Airbnb (ABNB -0.11%) reported fourth-quarter and fiscal year 2021 results after the markets closed on Tuesday, Feb. 15. The company impressed by delivering record profits.
Airbnb was devastated at the pandemic onset when travel demand decreased significantly. Management was forced to implement changes to its operations that began to pay off as travel demand rebounds.
Cost discipline is paying off for Airbnb
Airbnb's net income increased to $55 million in Q4, which ended Dec. 31. That's a massive improvement from the $3.9 billion loss reported in the same quarter last year and the $352 million loss in Q4 2019.
Controlling costs was a big part of the increase in profits, but rising revenue also played a prominent role. Overall revenue was up by 38% to $1.5 billion compared to the same quarter in 2019, before the outbreak.
In the conference call that followed the Q4 earnings release, Airbnb CEO Brian Chesky said:
Nearly two years into the pandemic, it's clear that we are undergoing the biggest change in travel since the advent of commercial flying. Remote work has untethered many people from the need to be in an office. And as a result, people are spreading out to thousands of towns and cities, staying for weeks, months, or even entire seasons at a time.
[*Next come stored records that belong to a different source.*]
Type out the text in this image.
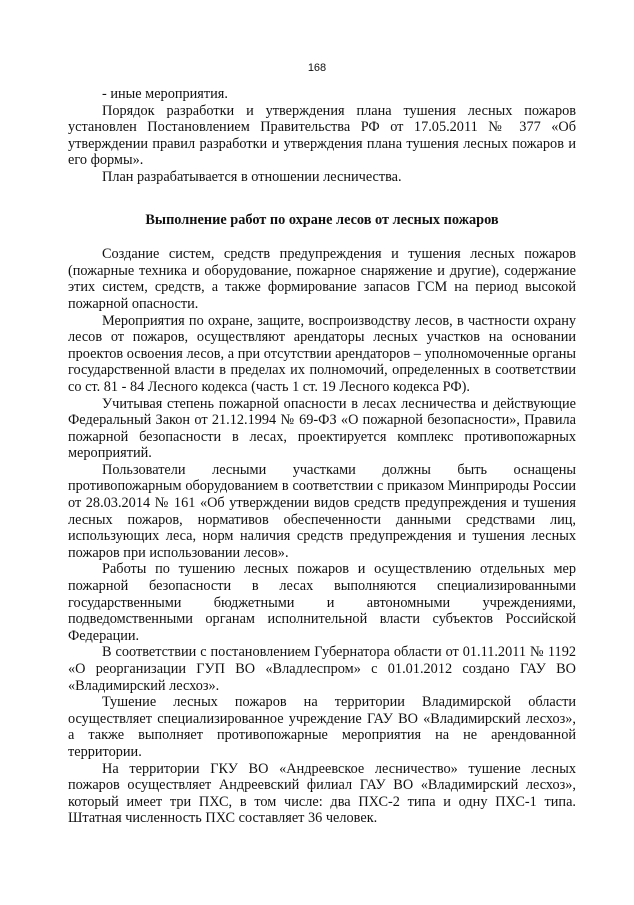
168

- иные мероприятия.

Порядок разработки и утверждения плана тушения лесных пожаров установлен Постановлением Правительства РФ от 17.05.2011 № 377 «Об утверждении правил разработки и утверждения плана тушения лесных пожаров и его формы».

План разрабатывается в отношении лесничества.

Выполнение работ по охране лесов от лесных пожаров

Создание систем, средств предупреждения и тушения лесных пожаров (пожарные техника и оборудование, пожарное снаряжение и другие), содержание этих систем, средств, а также формирование запасов ГСМ на период высокой пожарной опасности.

Мероприятия по охране, защите, воспроизводству лесов, в частности охрану лесов от пожаров, осуществляют арендаторы лесных участков на основании проектов освоения лесов, а при отсутствии арендаторов – уполномоченные органы государственной власти в пределах их полномочий, определенных в соответствии со ст. 81 - 84 Лесного кодекса (часть 1 ст. 19 Лесного кодекса РФ).

Учитывая степень пожарной опасности в лесах лесничества и действующие Федеральный Закон от 21.12.1994 № 69-ФЗ «О пожарной безопасности», Правила пожарной безопасности в лесах, проектируется комплекс противопожарных мероприятий.

Пользователи лесными участками должны быть оснащены противопожарным оборудованием в соответствии с приказом Минприроды России от 28.03.2014 № 161 «Об утверждении видов средств предупреждения и тушения лесных пожаров, нормативов обеспеченности данными средствами лиц, использующих леса, норм наличия средств предупреждения и тушения лесных пожаров при использовании лесов».

Работы по тушению лесных пожаров и осуществлению отдельных мер пожарной безопасности в лесах выполняются специализированными государственными бюджетными и автономными учреждениями, подведомственными органам исполнительной власти субъектов Российской Федерации.

В соответствии с постановлением Губернатора области от 01.11.2011 № 1192 «О реорганизации ГУП ВО «Владлеспром» с 01.01.2012 создано ГАУ ВО «Владимирский лесхоз».

Тушение лесных пожаров на территории Владимирской области осуществляет специализированное учреждение ГАУ ВО «Владимирский лесхоз», а также выполняет противопожарные мероприятия на не арендованной территории.

На территории ГКУ ВО «Андреевское лесничество» тушение лесных пожаров осуществляет Андреевский филиал ГАУ ВО «Владимирский лесхоз», который имеет три ПХС, в том числе: два ПХС-2 типа и одну ПХС-1 типа. Штатная численность ПХС составляет 36 человек.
The increase in flexibility is creating new opportunities for folks to travel. In Q4, nearly half of Airbnb's nights booked were for stays of one week or longer. Stays of 28 days or longer have been its fastest-growing category since 2019.
The boost in revenue has a more straightforward path to the bottom line because management made adjustments to its cost structure at the onset of the pandemic. Airbnb lowered its variable costs, marketing expenses, and fixed costs. It helps that in Q4, 90% of Airbnb's traffic came from direct and unpaid sources.
Profits are also increasing because Airbnb serves fewer people paying more for each night of travel. The favorable unit economics are connected to 25% of Airbnb's improving profit margins. That's evident by the 3% decrease from Q4 2019 in gross nights and experiences booked, while the value of those nights and experiences booked increased by 36% in the same period.
The good times continue for Airbnb
Fortunately for shareholders, management expects the momentum to continue into the next quarter and the rest of 2022. Airbnb is forecasting revenue of $1.45 billion at the midpoint and expects to report its first-ever positive adjusted earnings before interest, taxes, depreciation, and amortization (EBITDA) in the first quarter of 2022.
That's a sigh of relief for those who thought the rise of the omicron variant could slow the company's progress. If you have not already done so, now might be an excellent time to consider adding Airbnb shares to your portfolio.